Governments benefit too as the patient is now back on their feet and avoiding complications that sometimes come with long wait times – meaning the government doesn’t have to treat those complications on top of the initial health problem. 

To learn more, watch our Health Reform Now documentary (scroll up) or this shorter video. 

Legalize access to non-government providers

Canada is the only country in the world that puts up barriers, or outright bans patients from paying for health services locally. 

For instance, a patient in Toronto cannot pay for a hip operation at a private clinic in Toronto. Their only option is to wait for the government to eventually provide treatment or leave the province and pay elsewhere. 

Countries with better-performing universal health care systems do not have such bans. They allow patients a choice – use the public system or pay privately for treatment. Sweden, France, Australia and more – they all allow choice. 

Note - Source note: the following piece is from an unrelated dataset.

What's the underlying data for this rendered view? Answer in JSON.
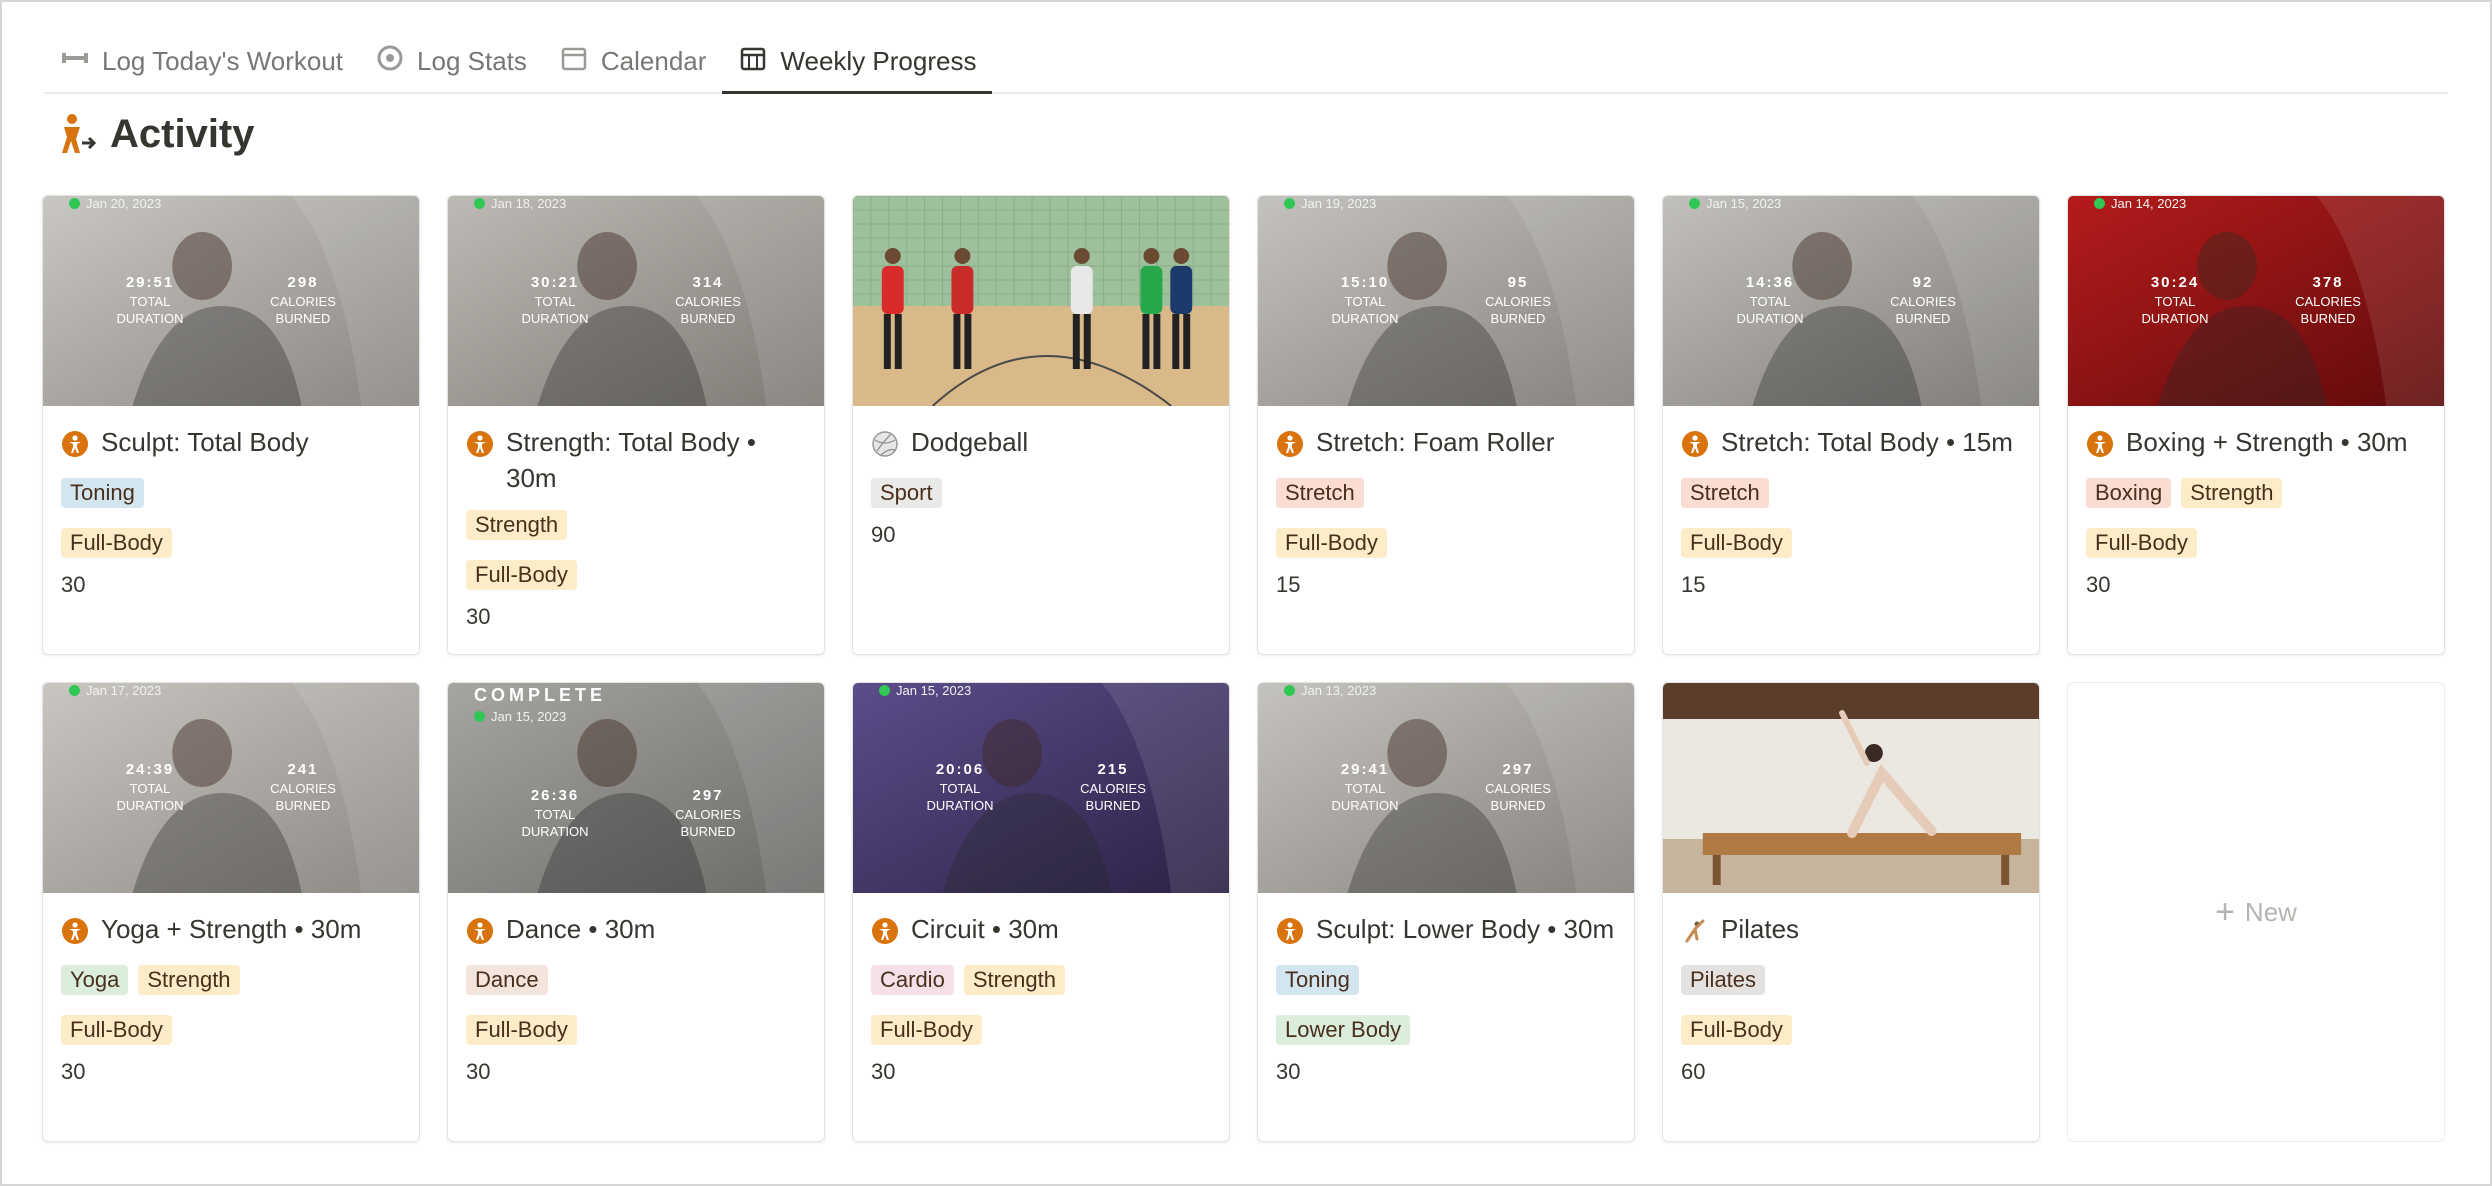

Why? One reason is that allowing choice means some patients will decide to pay privately. This takes pressure off the public system. For instance, in Sweden, 87% of patients use the public system, but 13% purchase private health insurance. 

Ultimately, more choice improves access for patients. 

To learn more, watch our Health Reform Now documentary (scroll up) or watch this short clip on this topic. 

Shift to funding services for patients, not bureaucracies

In Canada, most hospitals receive a cheque from the government each year and are then asked to do their best to help patients. This approach is known as “block funding”. 

Under this model, a patient walking in the door represents a drain on the hospital’s budget. Over the course of a year, hospital administrators have to make sure the budget stretches out so services are rationed. This is why you might have to wait until next year or the year after for a hip operation, knee operation, etc. 

In better-performing universal health systems, they take the opposite approach – hospitals receive money from the government each time they help a patient. If a hospital completes a knee operation, it might receive, say, $10,000. If it completes a knee operation on another patient, it receives another $10,000. 

This model incentivizes hospitals to help more patients – to help more patients with knee operations, cataract surgery, etc. This approach also incentivizes hospitals to spend money on expenses that help patients (e.g. more doctors, nurses, equipment, etc.) rather than using the money on expenses that don’t help patients (e.g. more admin staff).